Just a few months into existence and after then Georgia Gov. Jimmy Carter had appointed Lyndol Anderson and five other women to serve as interim mayor and council, the newly formed town of Walthourville was in the midst of its inaugural city election in early December.
The council, comprised of women who worked to have the city incorporated after rumors spread of a potential move by Hinesville to annex the 413-person community, had been running the municipality as smoothly as newcomers to city government could since the spring.
But the idea of women controlling government had not yet taken hold in most parts of the country and Walthourville was no different. Although men within the community were not particularly interested or involved in its incorporation, the women found themselves facing an all-male pool of opponents ready to takeover what they had started.
“I still don’t think when it comes down to government of a city, all women should be able to run it,” mayoral candidate Thomas “Ed” Rogers said in an interview with the CBS Evening News.
Unbeknownst to Rogers and the other male challengers, however, Walthourville was about to become an example for an entire nation.
On election night, 227 of the city’s 237 registered voters showed up at the Walthourville polling house.
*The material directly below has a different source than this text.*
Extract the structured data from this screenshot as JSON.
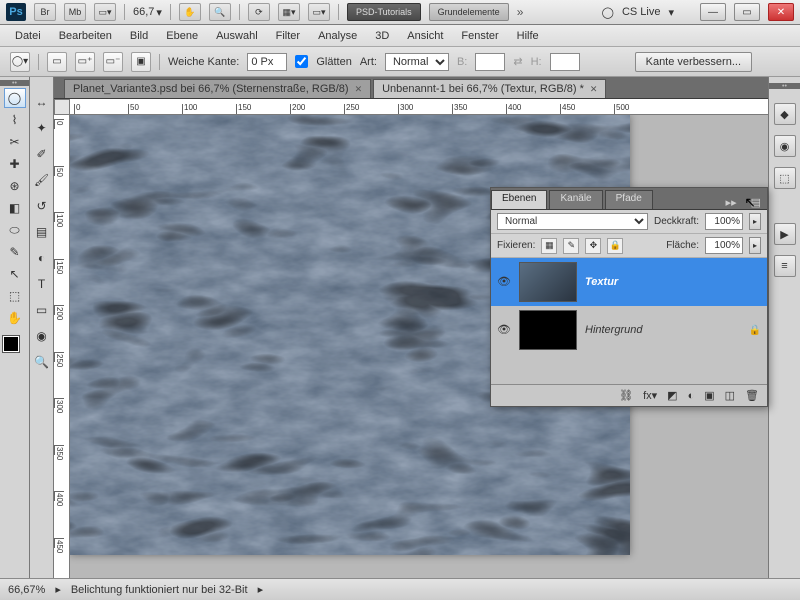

By a nearly two-to-one margin in the mayoral and each of the council seat races, the women soundly defeated their male opponents.
Walthourville had officially become a city run by the “womenfolk.”
More than 30 years later, Anderson, her councilwomen Ardith Herbert, Carrie Kent-Brown, Maxine Gaskin, Faye Booth and Celia Davis and clerk Molene Burke were recently recognized for their accomplishment by Walthourville’s current administration, residents and the Liberty County Historical Society in a special ceremony to unveil a marker created in their honor.
“I am happy today because we, the councilmembers, and the citizens of this great city of Walthourville have come together to honor our heroes, our first mayor and council,” Walthourville Mayor Henry Frasier said. “We’ve gathered today to show our love and our deep concern for them, for what they’ve done, by erecting a monument for them. And in this we show our love to them and we thank them and we thank God for what they’ve done.”
What the ladies did was transform the little town known for its railroad crossing into a bustling hub for the western section of Liberty County.
During their first four years in office, the council was responsible for purchasing Walthourville’s first water system for $1, and 40 street lights, speed limit signs, city license plates, appointing the first voter registration board and organizing the first city clean-up day.
The first mayor and council also purchased the building that currently houses Walthourville’s city hall and post office.
For their work, Anderson and the council were spotlighted in newspaper articles throughout the country and received numerous feature spots on national television with the CBS Evening News with Walter Kronkite.
While at the time many people connected the all-woman government to the Women’s Liberation Movement beginning to spread across the nation, Anderson refused to buy into the hype.
“It’s women all right, but we’re going to leave off the libs,” she told an interviewer from the CBS Evening News.
According to her daughter, Liberty County Magistrate Court Judge Melinda Anderson, however, the women of Walthourville inspired females near and far.
“One woman in Poland even wrote a letter about Mama,” she said during the ceremony. “We had to get someone from Fort Stewart-it was in Polish-we had to get somebody at Fort Stewart to find someone who could translate it so we’d know what it said.”
Admitting she too did not understand the phenomenon at the time, Judge Anderson said as she recently searched through old newspaper articles and watched archived news clips, she began to realize the full impact of what her mother and the council came to symbolize.
“This just goes to show you that you don’t always know what kind of impact you’re going to have on other people when you’re doing something, so be careful,” she said.
After thanking the crowd, former Mayor Anderson was short on words at the ceremony, but former councilwoman Ardith Herbert got in one last joke on the men.
“We started out not knowing what we were doing, but we survived and we got things going,” she said, recounting those early days in office. “And we had our first election and all the men ran against us. But guess what? We beat all the men.”
The crowd clapped and cheered with approval.